また、お店であれば営業時間関係のお知らせもホームページを通して行うことができます。たくさんのユーザーが閲覧するようになれば、インターネットを通して集客ができるようになります。24時間、世界中の方に対して事業・店舗の営業を行うことができるため、広告費を支払うより安く済む場合もあります。
まとめ:「小規模事業者持続化補助金」を利用してホームページの作成・新調を!
今回は「小規模事業者持続化補助金」を利用したホームページの作成について紹介してきました。制度の概要や申請方法などを紹介しましたが、申請自体はそれほど煩雑なものではありません。会社・事業の状況を把握できていればそこまで問題なく申請ができますし、合格を受けることも難しくありません。

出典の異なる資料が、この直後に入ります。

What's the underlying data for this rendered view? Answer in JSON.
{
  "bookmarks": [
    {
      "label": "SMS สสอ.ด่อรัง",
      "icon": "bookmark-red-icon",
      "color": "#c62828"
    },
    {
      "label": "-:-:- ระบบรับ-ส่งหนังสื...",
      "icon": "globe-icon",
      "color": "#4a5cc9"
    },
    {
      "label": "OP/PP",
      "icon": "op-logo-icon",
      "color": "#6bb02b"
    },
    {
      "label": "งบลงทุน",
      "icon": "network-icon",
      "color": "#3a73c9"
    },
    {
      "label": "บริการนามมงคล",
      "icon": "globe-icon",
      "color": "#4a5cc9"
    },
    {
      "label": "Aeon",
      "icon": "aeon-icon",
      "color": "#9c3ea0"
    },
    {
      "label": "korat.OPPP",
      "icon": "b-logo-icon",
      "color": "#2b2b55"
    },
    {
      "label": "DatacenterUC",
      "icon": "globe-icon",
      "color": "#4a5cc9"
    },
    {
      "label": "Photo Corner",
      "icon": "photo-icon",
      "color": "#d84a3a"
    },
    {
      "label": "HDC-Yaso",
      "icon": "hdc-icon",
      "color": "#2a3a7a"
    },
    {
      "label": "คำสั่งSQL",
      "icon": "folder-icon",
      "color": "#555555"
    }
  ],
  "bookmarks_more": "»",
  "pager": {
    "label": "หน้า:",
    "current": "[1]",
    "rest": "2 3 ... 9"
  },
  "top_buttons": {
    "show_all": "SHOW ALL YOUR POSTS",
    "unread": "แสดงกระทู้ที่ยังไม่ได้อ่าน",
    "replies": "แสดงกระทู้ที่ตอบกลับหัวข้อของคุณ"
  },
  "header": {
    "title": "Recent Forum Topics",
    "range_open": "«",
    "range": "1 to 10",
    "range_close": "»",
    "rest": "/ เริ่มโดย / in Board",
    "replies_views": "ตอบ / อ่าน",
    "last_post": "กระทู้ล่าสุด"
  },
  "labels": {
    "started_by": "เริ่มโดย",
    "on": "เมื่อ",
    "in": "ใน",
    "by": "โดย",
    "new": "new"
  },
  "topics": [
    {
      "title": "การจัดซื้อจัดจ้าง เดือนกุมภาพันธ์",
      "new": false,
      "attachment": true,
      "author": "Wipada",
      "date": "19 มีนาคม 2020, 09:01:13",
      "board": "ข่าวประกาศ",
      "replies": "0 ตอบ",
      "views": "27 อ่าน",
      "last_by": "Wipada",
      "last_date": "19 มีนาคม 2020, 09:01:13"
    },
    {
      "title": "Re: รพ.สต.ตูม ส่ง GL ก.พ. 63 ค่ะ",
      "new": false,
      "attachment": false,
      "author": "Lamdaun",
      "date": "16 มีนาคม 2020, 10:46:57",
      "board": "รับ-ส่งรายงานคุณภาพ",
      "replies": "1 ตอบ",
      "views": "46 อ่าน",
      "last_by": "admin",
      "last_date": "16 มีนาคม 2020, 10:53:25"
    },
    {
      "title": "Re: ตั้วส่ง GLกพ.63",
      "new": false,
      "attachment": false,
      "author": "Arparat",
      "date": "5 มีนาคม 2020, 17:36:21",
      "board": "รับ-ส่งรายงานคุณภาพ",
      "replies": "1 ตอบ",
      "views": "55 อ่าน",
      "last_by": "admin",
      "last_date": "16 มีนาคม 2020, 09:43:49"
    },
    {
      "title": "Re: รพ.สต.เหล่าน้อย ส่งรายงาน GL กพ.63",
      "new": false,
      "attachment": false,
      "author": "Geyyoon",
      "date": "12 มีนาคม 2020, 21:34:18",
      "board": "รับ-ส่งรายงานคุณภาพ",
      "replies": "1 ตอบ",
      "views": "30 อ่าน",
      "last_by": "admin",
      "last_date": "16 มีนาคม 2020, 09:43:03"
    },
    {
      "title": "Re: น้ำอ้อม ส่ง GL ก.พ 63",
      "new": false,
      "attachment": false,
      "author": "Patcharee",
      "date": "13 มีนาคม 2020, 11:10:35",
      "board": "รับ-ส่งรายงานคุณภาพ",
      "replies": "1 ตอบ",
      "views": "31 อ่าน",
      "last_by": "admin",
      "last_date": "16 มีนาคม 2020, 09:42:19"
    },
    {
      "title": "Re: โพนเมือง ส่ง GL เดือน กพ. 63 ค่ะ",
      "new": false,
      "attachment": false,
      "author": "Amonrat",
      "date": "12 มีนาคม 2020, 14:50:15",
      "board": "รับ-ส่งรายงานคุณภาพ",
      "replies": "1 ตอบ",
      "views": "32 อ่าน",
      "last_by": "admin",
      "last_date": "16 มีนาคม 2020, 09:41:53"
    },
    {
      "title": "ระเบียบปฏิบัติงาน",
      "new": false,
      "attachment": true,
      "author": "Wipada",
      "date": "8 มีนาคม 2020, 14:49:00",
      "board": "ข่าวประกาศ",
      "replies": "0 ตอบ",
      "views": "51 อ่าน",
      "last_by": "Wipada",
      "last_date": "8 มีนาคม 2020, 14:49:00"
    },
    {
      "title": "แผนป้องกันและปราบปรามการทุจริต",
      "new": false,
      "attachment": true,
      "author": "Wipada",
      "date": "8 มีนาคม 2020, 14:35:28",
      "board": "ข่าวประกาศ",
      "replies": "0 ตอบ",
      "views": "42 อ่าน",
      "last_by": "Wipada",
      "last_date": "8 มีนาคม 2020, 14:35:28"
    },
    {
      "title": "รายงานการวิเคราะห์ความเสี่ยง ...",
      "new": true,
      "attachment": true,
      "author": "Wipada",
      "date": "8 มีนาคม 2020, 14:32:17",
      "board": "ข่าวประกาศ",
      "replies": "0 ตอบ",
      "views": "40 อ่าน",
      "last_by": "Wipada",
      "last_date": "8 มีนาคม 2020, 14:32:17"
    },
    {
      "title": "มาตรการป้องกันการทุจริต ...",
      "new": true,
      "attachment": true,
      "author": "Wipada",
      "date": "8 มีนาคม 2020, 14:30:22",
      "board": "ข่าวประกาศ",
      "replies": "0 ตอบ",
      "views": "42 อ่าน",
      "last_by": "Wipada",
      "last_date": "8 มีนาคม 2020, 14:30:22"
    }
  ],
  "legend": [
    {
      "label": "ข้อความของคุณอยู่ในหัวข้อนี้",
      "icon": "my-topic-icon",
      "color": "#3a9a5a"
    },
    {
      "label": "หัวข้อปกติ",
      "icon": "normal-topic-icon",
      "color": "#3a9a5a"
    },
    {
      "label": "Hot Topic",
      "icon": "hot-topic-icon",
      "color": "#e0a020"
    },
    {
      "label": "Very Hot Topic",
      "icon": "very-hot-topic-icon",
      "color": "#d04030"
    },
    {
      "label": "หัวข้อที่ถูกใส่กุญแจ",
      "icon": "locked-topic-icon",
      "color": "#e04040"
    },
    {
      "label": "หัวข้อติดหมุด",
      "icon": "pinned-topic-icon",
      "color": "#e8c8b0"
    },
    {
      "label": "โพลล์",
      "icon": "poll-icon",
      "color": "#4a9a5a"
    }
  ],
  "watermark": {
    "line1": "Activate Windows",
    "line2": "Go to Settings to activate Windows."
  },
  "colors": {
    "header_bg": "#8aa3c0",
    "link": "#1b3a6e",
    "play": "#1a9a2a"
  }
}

ホームページは現代では集客手段の一つに成長しました。紙媒体ではない分、維持費も安く済み、多数の見込み客に営業をかけることができます。広告よりも効果が出る場合もあり、ホームページを持たない理由がないといっても過言ではないほどです。また、「小規模事業者持続化補助金」は既存ホームページのリニューアルにも利用することができます。デザイン新調やレスポンシブ対応等、広報費として支援を受けられる面についてはしっかりと担当者と相談し、申請を行うようにしましょう。